Lupércio: A Capital da Obesidade no Brasil
Um novo levantamento traz à tona um dado alarmante: a cidade de Lupércio, no interior de São Paulo, com apenas 3,9 mil habitantes, possui o maior índice de obesidade entre adultos do Brasil, alcançando 66,67%. A pesquisa, realizada pelo GLOBO, se baseou nos dados de 2025 do Sistema de Vigilância Alimentar e Nutricional (Sisvan), que revelam hábitos preocupantes na dieta da população brasileira. Segundo o estudo, 36,3% dos adultos brasileiros atendidos no último ano apresentavam obesidade, enquanto 70,9% estavam acima do peso.
O cenário em Lupércio é preocupante, especialmente quando consideramos que, ao incluir o sobrepeso, este percentual ultrapassa os 88%. Esse dado levanta questões sobre os hábitos alimentares e o estilo de vida da população, que parece estar cada vez mais associado ao consumo elevado de ultraprocessados.
Cidades com Menores Taxas de Obesidade
No extremo oposto do ranking, encontramos Jacareacanga, no Pará, onde apenas 15,86% da população adulta é classificada como obesa. Este município, que possui cerca de 24 mil habitantes e faz fronteira com o Amazonas e o Mato Grosso, também apresenta mais da metade da sua população com peso adequado, um indicador saudável em meio a um panorama nacional crítico.
O levantamento ainda revela que as cidades com os maiores índices de obesidade são, em sua maioria, localizadas em São Paulo, Rio Grande do Sul e Paraná. A lista das 10 cidades com os maiores percentuais de obesidade inclui:
- Lupércio (SP) – 66,67%
- Herculândia (SP) – 64,71%
- São José do Bonfim (PB) – 61,63%
- Marquês de Souza (RS) – 60,53%
- Riversul (SP) – 60,41%
- Planalto Alegre (SC) – 60,27%
- Riozinho (RS) – 60%
- Rancho Alegre (PR) – 59,65%
- Quinta do Sol (PR) – 59,62%
- Jaboticaba (RS) – 59,34%
Desafiando a Obesidade: Causas e Consequências
Segundo especialistas, a obesidade é uma condição multifatorial, caracterizada por diversos fatores que contribuem para seu desenvolvimento. A professora Maria Laura Louzada, da USP, afirma que as mudanças nos hábitos alimentares da população são uma das principais causas do aumento da obesidade. A redução do consumo de alimentos in natura, como frutas e verduras, e o aumento do consumo de ultraprocessados, como salgadinhos e refeições prontas, são preocupantes.

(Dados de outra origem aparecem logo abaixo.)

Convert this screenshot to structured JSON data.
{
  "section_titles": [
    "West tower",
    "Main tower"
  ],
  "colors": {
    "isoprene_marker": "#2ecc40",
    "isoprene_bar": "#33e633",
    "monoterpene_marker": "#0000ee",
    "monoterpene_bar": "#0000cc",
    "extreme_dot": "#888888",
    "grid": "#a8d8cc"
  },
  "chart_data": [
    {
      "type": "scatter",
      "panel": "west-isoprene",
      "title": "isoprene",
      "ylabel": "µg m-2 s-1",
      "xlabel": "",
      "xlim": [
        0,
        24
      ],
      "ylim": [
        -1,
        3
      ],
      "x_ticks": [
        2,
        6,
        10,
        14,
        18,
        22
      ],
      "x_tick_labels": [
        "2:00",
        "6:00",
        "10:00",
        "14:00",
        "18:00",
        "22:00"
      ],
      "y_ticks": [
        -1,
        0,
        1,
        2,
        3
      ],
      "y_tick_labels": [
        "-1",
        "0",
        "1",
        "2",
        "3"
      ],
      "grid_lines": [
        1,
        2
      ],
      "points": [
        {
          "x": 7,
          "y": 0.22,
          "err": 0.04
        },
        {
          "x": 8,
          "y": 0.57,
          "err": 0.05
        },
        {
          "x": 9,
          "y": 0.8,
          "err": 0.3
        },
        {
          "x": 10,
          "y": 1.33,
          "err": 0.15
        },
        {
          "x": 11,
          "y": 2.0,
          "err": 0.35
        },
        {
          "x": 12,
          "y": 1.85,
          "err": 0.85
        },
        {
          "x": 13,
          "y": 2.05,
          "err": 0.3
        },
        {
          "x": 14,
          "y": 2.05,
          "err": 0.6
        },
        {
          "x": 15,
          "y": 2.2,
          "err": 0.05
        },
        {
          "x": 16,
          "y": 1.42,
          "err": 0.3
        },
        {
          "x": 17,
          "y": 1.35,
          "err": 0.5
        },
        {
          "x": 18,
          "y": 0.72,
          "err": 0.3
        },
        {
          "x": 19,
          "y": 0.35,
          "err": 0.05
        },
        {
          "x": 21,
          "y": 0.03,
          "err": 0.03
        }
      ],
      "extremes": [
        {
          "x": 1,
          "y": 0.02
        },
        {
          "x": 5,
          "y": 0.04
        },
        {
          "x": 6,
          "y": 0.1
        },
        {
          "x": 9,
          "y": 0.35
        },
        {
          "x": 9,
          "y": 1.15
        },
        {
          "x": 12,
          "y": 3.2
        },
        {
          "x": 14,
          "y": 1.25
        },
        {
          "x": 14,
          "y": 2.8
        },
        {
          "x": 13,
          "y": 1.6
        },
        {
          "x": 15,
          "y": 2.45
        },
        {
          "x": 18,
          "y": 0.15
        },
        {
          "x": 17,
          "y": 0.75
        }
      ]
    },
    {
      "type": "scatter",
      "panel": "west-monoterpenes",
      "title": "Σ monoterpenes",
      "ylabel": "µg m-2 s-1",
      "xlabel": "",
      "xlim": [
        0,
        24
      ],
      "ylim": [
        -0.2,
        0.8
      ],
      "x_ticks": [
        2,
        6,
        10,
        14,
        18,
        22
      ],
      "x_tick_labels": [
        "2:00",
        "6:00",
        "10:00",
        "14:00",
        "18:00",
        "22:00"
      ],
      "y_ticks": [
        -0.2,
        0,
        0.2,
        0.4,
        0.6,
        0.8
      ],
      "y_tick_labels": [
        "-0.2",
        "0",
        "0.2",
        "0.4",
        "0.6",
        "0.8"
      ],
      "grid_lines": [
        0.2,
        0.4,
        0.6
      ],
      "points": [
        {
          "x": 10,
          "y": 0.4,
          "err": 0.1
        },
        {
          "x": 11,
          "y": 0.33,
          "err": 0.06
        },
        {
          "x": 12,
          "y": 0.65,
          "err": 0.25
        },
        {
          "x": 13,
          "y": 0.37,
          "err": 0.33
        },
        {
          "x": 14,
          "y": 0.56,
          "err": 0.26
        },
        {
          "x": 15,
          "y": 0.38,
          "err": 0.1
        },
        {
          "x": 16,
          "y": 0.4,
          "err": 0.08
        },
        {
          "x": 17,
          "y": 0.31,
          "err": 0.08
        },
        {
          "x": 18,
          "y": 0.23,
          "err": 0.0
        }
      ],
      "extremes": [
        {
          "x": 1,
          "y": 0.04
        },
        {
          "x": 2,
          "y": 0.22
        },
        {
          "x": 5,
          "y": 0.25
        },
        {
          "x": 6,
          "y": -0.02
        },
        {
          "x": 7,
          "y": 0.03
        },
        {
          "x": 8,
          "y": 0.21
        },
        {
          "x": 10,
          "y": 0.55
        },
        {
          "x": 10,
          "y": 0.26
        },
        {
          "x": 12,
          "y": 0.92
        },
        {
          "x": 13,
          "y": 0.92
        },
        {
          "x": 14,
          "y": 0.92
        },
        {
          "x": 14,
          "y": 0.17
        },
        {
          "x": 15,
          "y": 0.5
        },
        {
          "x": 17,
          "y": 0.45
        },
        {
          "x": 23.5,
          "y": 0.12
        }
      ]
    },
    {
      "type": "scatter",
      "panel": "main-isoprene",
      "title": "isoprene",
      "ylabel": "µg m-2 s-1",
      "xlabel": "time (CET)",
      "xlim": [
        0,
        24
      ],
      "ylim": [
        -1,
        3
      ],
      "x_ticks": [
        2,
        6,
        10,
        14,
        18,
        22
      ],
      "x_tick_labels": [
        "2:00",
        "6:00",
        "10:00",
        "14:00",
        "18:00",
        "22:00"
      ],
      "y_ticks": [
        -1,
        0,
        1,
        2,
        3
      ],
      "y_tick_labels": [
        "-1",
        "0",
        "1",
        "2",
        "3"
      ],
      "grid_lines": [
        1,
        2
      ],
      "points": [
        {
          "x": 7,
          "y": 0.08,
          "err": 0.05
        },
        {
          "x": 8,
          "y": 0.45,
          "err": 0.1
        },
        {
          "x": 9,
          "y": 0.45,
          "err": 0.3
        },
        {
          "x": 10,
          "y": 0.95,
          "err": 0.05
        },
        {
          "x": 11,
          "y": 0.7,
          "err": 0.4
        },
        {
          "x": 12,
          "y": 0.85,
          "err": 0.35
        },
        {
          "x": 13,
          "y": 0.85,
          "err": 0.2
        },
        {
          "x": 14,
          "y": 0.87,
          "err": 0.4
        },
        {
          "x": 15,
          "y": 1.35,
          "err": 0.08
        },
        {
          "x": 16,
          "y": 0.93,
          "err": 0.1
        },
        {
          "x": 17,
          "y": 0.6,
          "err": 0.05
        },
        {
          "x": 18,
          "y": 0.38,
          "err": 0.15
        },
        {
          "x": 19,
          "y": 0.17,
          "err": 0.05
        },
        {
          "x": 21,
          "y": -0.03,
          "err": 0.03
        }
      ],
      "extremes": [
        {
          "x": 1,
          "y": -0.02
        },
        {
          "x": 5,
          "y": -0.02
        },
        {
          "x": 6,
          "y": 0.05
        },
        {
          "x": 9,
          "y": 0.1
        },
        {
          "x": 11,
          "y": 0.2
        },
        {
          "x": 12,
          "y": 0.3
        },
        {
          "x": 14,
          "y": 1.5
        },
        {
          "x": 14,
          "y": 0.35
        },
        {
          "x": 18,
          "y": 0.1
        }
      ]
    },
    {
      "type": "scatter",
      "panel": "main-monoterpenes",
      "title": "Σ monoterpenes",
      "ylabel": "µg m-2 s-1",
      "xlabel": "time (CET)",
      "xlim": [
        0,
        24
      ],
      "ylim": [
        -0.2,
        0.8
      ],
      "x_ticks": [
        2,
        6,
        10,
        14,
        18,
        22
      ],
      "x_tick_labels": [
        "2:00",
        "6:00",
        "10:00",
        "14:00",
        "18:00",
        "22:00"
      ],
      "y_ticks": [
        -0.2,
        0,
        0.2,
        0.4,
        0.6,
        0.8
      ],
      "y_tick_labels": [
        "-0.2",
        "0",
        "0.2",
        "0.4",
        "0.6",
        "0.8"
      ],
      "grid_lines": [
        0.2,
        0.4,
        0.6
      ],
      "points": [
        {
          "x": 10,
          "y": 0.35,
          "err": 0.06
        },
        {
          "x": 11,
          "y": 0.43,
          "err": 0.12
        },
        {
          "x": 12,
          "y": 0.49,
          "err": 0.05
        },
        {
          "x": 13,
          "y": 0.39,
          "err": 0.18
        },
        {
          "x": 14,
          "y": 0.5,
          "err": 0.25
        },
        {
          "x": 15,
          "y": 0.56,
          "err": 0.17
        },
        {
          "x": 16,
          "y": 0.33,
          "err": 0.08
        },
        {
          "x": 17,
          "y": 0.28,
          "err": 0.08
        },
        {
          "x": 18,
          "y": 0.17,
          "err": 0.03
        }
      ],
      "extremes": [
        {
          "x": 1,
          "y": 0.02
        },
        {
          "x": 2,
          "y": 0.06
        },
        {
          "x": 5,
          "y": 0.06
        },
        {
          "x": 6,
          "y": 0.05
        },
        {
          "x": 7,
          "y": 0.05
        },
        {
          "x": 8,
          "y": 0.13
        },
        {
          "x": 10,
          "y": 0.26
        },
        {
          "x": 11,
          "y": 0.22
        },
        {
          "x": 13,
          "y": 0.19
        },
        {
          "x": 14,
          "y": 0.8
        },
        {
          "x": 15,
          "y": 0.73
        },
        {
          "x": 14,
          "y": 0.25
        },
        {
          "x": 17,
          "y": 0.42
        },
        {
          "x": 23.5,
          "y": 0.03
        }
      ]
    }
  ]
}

Além disso, a pesquisa Vigitel indica que o consumo de feijão entre os brasileiros caiu de 66,8% em 2007 para 56,4% em 2024, enquanto mais de 25% da população relata consumir cinco ou mais grupos de alimentos ultraprocessados diariamente. Esses dados refletem uma mudança significativa nos hábitos alimentares, que afetam diretamente a saúde da população.
Desafios e Soluções para a Obesidade
De acordo com Neuton Dornelas, presidente da Sociedade Brasileira de Endocrinologia e Metabologia, a prevenção da obesidade enfrenta sérios obstáculos. A falta de atividades físicas e o aumento no consumo de ultraprocessados são indicativos de que as políticas de saúde pública têm falhado em conter esse crescimento.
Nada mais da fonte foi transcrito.